Arusha. Businesses in the East African region are increasingly getting worried over the stand-off between the governments of Rwanda and Uganda.
The common border between the two states has remained closed to traffic for nearly three weeks now, thus hampering cross-border trade and the movement of people.
Equally concerned are the other member countries of the six-nation East African Community (EAC), with the EAC Secretariat saying it is using diplomatic channels to reconcile the two partner states.
Uganda has accused Rwanda of virtually turning the political dispute into an economic embargo by blocking Ugandan cargo trucks from taking trade goods into the latter country.
Uganda Foreign Affairs Minister Sam Kutesa on Wednesday claimed that his country had challenged the border closure –but to no avail.
Ugandan authorities have lately claimed that Rwandan officials manning border crossing posts have been selective, allowing only vehicles in transit carrying goods to and from the Democratic Republic of Congo (DRC).
Available statistics show that Uganda last year exported $250 million-worth of goods to Rwanda. This was nearly twelve times higher than the $20 million-worth of its imports from Rwanda.
Senior officials at the EAC headquarters in Arusha could not be reached for comment on the increasingly worrisome situation.
Until Thursday, the EAC secretary general, Liberat Mfumukeko, and his three deputies were said to be “out of town” – as was the head of the Customs and Trade Directorate of the Community.
But, speaking in Kampala early this week, Ambassador Mfumukeko said the EAC was engaging the wrangling parties in dialogue in efforts to resolve the crisis.
However, the tough-talking Community chief claimed that he was not aware of any trade embargo on Ugandan exports to Rwanda, and that the EAC had not received formal protest from any of the two wrangling states.
In Arusha – headquarters of the EAC and allied institutions –members of the business community have once again voiced their concern about the ugly developments.

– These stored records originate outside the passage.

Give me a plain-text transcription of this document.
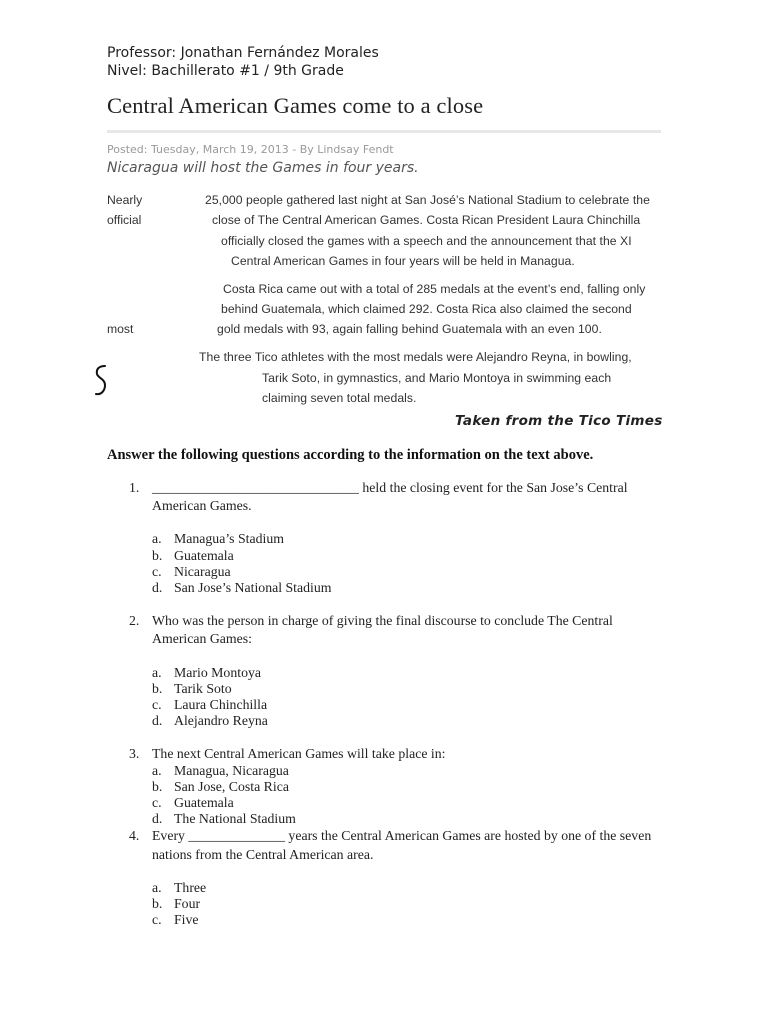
Professor: Jonathan Fernández Morales
Nivel: Bachillerato #1 / 9th Grade
Central American Games come to a close
Posted: Tuesday, March 19, 2013 - By Lindsay Fendt
Nicaragua will host the Games in four years.
Nearly
official
most
25,000 people gathered last night at San José’s National Stadium to celebrate the
close of The Central American Games. Costa Rican President Laura Chinchilla
officially closed the games with a speech and the announcement that the XI
Central American Games in four years will be held in Managua.
Costa Rica came out with a total of 285 medals at the event’s end, falling only
behind Guatemala, which claimed 292. Costa Rica also claimed the second
gold medals with 93, again falling behind Guatemala with an even 100.
The three Tico athletes with the most medals were Alejandro Reyna, in bowling,
Tarik Soto, in gymnastics, and Mario Montoya in swimming each
claiming seven total medals.
Taken from the Tico Times
Answer the following questions according to the information on the text above.
1. ______________________________ held the closing event for the San Jose’s Central
American Games.
a. Managua’s Stadium
b. Guatemala
c. Nicaragua
d. San Jose’s National Stadium
2. Who was the person in charge of giving the final discourse to conclude The Central
American Games:
a. Mario Montoya
b. Tarik Soto
c. Laura Chinchilla
d. Alejandro Reyna
3. The next Central American Games will take place in:
a. Managua, Nicaragua
b. San Jose, Costa Rica
c. Guatemala
d. The National Stadium
4. Every ______________ years the Central American Games are hosted by one of the seven
nations from the Central American area.
a. Three
b. Four
c. Five
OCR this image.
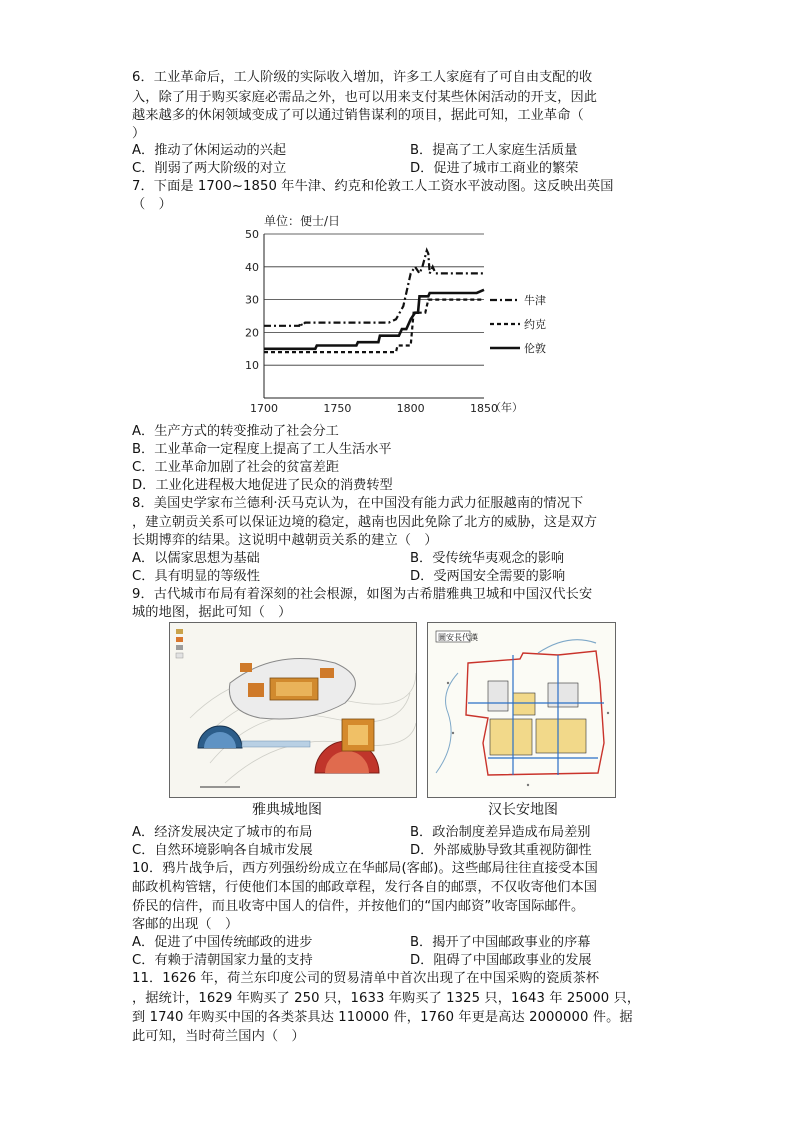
6．工业革命后，工人阶级的实际收入增加，许多工人家庭有了可自由支配的收
入，除了用于购买家庭必需品之外，也可以用来支付某些休闲活动的开支，因此
越来越多的休闲领域变成了可以通过销售谋利的项目，据此可知，工业革命（
）
A．推动了休闲运动的兴起	B．提高了工人家庭生活质量
C．削弱了两大阶级的对立	D．促进了城市工商业的繁荣
7．下面是 1700~1850 年牛津、约克和伦敦工人工资水平波动图。这反映出英国
（　）
牛津
约克
伦敦
10
20
30
40
50
1700	1750	1800	1850
单位：便士/日
（年）
A．生产方式的转变推动了社会分工
B．工业革命一定程度上提高了工人生活水平
C．工业革命加剧了社会的贫富差距
D．工业化进程极大地促进了民众的消费转型
8．美国史学家布兰德利·沃马克认为，在中国没有能力武力征服越南的情况下
，建立朝贡关系可以保证边境的稳定，越南也因此免除了北方的威胁，这是双方
长期博弈的结果。这说明中越朝贡关系的建立（　）
A．以儒家思想为基础	B．受传统华夷观念的影响
C．具有明显的等级性	D．受两国安全需要的影响
9．古代城市布局有着深刻的社会根源，如图为古希腊雅典卫城和中国汉代长安
城的地图，据此可知（　）
圖安長代漢
雅典城地图	汉长安地图
A．经济发展决定了城市的布局	B．政治制度差异造成布局差别
C．自然环境影响各自城市发展	D．外部威胁导致其重视防御性
10．鸦片战争后，西方列强纷纷成立在华邮局(客邮)。这些邮局往往直接受本国
邮政机构管辖，行使他们本国的邮政章程，发行各自的邮票，不仅收寄他们本国
侨民的信件，而且收寄中国人的信件，并按他们的“国内邮资”收寄国际邮件。
客邮的出现（　）
A．促进了中国传统邮政的进步	B．揭开了中国邮政事业的序幕
C．有赖于清朝国家力量的支持	D．阻碍了中国邮政事业的发展
11．1626 年，荷兰东印度公司的贸易清单中首次出现了在中国采购的瓷质茶杯
，据统计，1629 年购买了 250 只，1633 年购买了 1325 只，1643 年 25000 只，
到 1740 年购买中国的各类茶具达 110000 件，1760 年更是高达 2000000 件。据
此可知，当时荷兰国内（　）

“A key factor to stimulate (regional) economic integration is through trade. If you close the common border, what do you expect of regional integration?” asked Simon Mapolu, a business consultant.
He told The Citizen that closure of the common border was the last thing for countries in conflict to do – adding that 70 to 80 per cent of cross-border trade is done via road traffic.
In the event, Mr Mapolu called for early intervention by the regional leaders to resolve the crisis, stressing that such disputes between member countries betrays the noble ideals of the 1999 Treaty which established the EAC.
Private sector players in Arusha also expressed grave concerns over the unfolding events between Rwanda and Uganda, saying it is bound to adversely impact business.
Officials of the EAC and its affiliated institutions based in Arusha are closely following the developments in what is considered an unprecedented dispute within the Community.
Recently, the executive director of the East African Business Council (EABC), Peter Mathuki, expressed hope that the dispute is resolved amicably – and “in the shortest time possible.”
EABC is the regional apex body of private sector associations and business corporates with an observer status vis-a-vis the EAC.
The Uganda/Rwanda conflict took a regional outlook early this week when Kenya Deputy President William Ruto slammed Rwanda’s move as “protectionist and retrogressive.”